Tuesday, February 9, 2016

Teachers Use of Data, Measurement, and Data Modeling in Quantitative Reasoning (Petrosino, 2016)

Parade on Washington St 1938
This chapter was inspired and motivated by participation in the Quantitative Reasoning session of the Waterbury Summit on “Reforming STEM Education – The Central Role ofPractices” held in University Park, PA in Summer 2013. The broad goals of the Summit were to discuss the redesign of K-12 education for alignment of curriculum-instruction-assessment; STEM teacher education; post-secondary STEM education and informal education on the publics’ engagement. Presentations and discussions centered on opportunities and challenges the Next Generation Science Standards present for (1) initial preparation of and continuing professional development of STEM educators and (2) the general education of the publics’ understandings about science and engineering practices. Overall, the summit stimulated a reconceptualization of STEM education with a focus on systems thinking, model-based reasoning, and quantitative reasoning. 
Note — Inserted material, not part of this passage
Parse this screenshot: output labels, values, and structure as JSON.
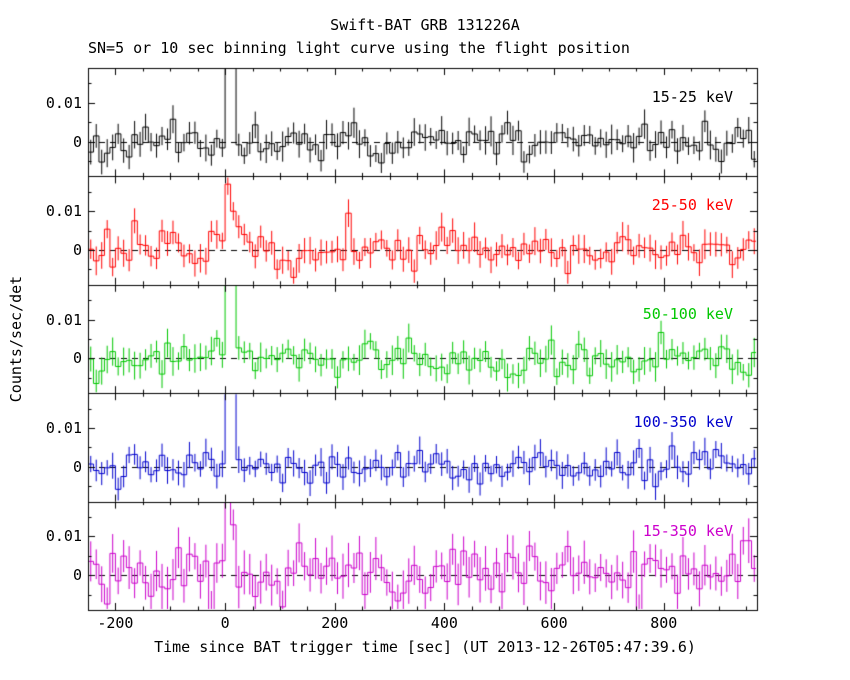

To organize this chapter, I articulate the role of data modeling including an emphasis on variability as a means of pursuing meaningful investigative activities in STEM classrooms. I continue by addressing some key components of an instructional sequence for scaffolding measurement, variability, and modeling in the pursuit of experiment in K-12 settings. Next, I discuss the role of pre-service teacher education and professional development in attempting to take some of these reform pedagogies to a larger scale than simple single classroom implementations. I conclude by discussing how quantification and measurement could forge links between integrating science and mathematics education.

Petrosino, A. J. (2016). Teachers Use of Data, Measurement, and Data Modeling in Quantitative Reasoning. In R. Duschl and A. Bismarck (Eds), Reconceptualizing STEM Education: The Central Role ofPractices (pp.167-180). New York: Taylor & Francis/Routledge.